Нагрудный знак «OST», стр. 39

(И сейчас, почти через тридцать лет, я, как тот пятнадцатилетний мальчик, точно знаю, что если в смерти есть смысл, то именно тогда я должен был умереть.)

Мы встретили старуху, она ничего не сказала ребятам. Потом я увидел немца на велосипеде. Это был хозяин гостиницы, он ехал меня догонять. У него были усы и прическа под Гитлера и маленький партийный значок. Ребят он отпустил и сам повел меня. Час я просидел у него в доме, потом он повел меня на какую-то фабрику, говорил о чем-то с мастером. Кое-что я понимал. Немец спрашивал, не нужен ли я тут. Мастер сказал: «Не нужен». И хозяин гостиницы отвел меня в полицию. Мы с ним вошли в комнату, и я сразу увидел Вальку, который сидел перед полицейским, рассматривавшим фотографии. Вальку взяли прямо у порога полиции. В лесу он сумел убежать, но, когда остался один, испугался и решил вернуться в лагерь. Забрел в этот городок, собирал «бычки» перед порогом какого-то дома, а на порог вышел полицейский и позвал его.

– Он по-русски не понимает,– сказал мне Валька.

Дежурный жандарм в расстегнутом кителе смотрел на нас из-под зажженной лампы.

– Камрад? – догадался он, показывая Вальке на меня.

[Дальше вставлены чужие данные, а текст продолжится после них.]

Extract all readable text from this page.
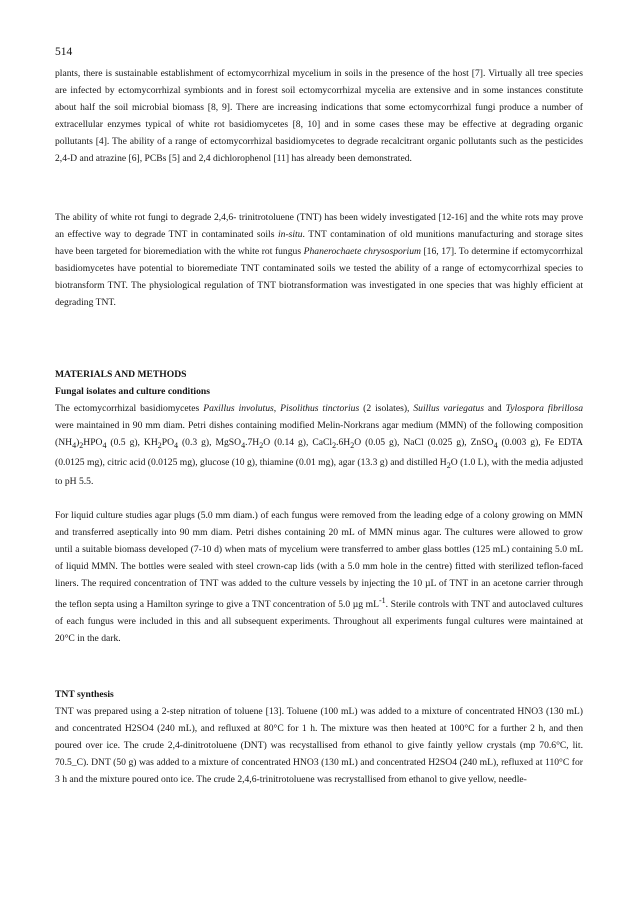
514
plants, there is sustainable establishment of ectomycorrhizal mycelium in soils in the presence of the host [7]. Virtually all tree species are infected by ectomycorrhizal symbionts and in forest soil ectomycorrhizal mycelia are extensive and in some instances constitute about half the soil microbial biomass [8, 9]. There are increasing indications that some ectomycorrhizal fungi produce a number of extracellular enzymes typical of white rot basidiomycetes [8, 10] and in some cases these may be effective at degrading organic pollutants [4]. The ability of a range of ectomycorrhizal basidiomycetes to degrade recalcitrant organic pollutants such as the pesticides 2,4-D and atrazine [6], PCBs [5] and 2,4 dichlorophenol [11] has already been demonstrated.
The ability of white rot fungi to degrade 2,4,6- trinitrotoluene (TNT) has been widely investigated [12-16] and the white rots may prove an effective way to degrade TNT in contaminated soils in-situ. TNT contamination of old munitions manufacturing and storage sites have been targeted for bioremediation with the white rot fungus Phanerochaete chrysosporium [16, 17]. To determine if ectomycorrhizal basidiomycetes have potential to bioremediate TNT contaminated soils we tested the ability of a range of ectomycorrhizal species to biotransform TNT. The physiological regulation of TNT biotransformation was investigated in one species that was highly efficient at degrading TNT.
MATERIALS AND METHODS
Fungal isolates and culture conditions
The ectomycorrhizal basidiomycetes Paxillus involutus, Pisolithus tinctorius (2 isolates), Suillus variegatus and Tylospora fibrillosa were maintained in 90 mm diam. Petri dishes containing modified Melin-Norkrans agar medium (MMN) of the following composition $(NH_4)_2HPO_4$ (0.5 g), $KH_2PO_4$ (0.3 g), $MgSO_4.7H_2O$ (0.14 g), $CaCl_2.6H_2O$ (0.05 g), NaCl (0.025 g), ZnSO$_4$ (0.003 g), Fe EDTA (0.0125 mg), citric acid (0.0125 mg), glucose (10 g), thiamine (0.01 mg), agar (13.3 g) and distilled $H_2O$ (1.0 L), with the media adjusted to pH 5.5.
For liquid culture studies agar plugs (5.0 mm diam.) of each fungus were removed from the leading edge of a colony growing on MMN and transferred aseptically into 90 mm diam. Petri dishes containing 20 mL of MMN minus agar. The cultures were allowed to grow until a suitable biomass developed (7-10 d) when mats of mycelium were transferred to amber glass bottles (125 mL) containing 5.0 mL of liquid MMN. The bottles were sealed with steel crown-cap lids (with a 5.0 mm hole in the centre) fitted with sterilized teflon-faced liners. The required concentration of TNT was added to the culture vessels by injecting the 10 µL of TNT in an acetone carrier through the teflon septa using a Hamilton syringe to give a TNT concentration of 5.0 µg $mL^{-1}$. Sterile controls with TNT and autoclaved cultures of each fungus were included in this and all subsequent experiments. Throughout all experiments fungal cultures were maintained at 20°C in the dark.
TNT synthesis
TNT was prepared using a 2-step nitration of toluene [13]. Toluene (100 mL) was added to a mixture of concentrated HNO3 (130 mL) and concentrated H2SO4 (240 mL), and refluxed at 80°C for 1 h. The mixture was then heated at 100°C for a further 2 h, and then poured over ice. The crude 2,4-dinitrotoluene (DNT) was recystallised from ethanol to give faintly yellow crystals (mp 70.6°C, lit. 70.5_C). DNT (50 g) was added to a mixture of concentrated HNO3 (130 mL) and concentrated H2SO4 (240 mL), refluxed at 110°C for 3 h and the mixture poured onto ice. The crude 2,4,6-trinitrotoluene was recrystallised from ethanol to give yellow, needle-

И Валька радостно закивал:

– Камрад, камрад.

* * *

На улице было светло, когда нас пересчитывали перед лагерным зданием. Но в самом здании горел электрический свет и синяя светомаскировочная бумага на окнах не была поднята. На лестнице полицейские отсчитывали нас ударом по спине. Я пошел к печке, куда сносили угольные брикеты те, кто их пронес. Еще по дороге я решил, что, как только приду, куплю у кого-нибудь за две марки две сигареты и выкурю одну сразу, не разрезая на три части, как это делали все в лагере. Шесть марок я решил оставить на пайку хлеба.

Человек, у которого я хотел купить сигареты, возился у своего шкафчика, закрывая спиной то, что там внутри. Я полез в карман за деньгами, но их там не было. Я ощупал все карманы, подкладку пиджака и пальто – денег не было. Я знал, где они. Они выпали, когда я доставал свои носовые платки.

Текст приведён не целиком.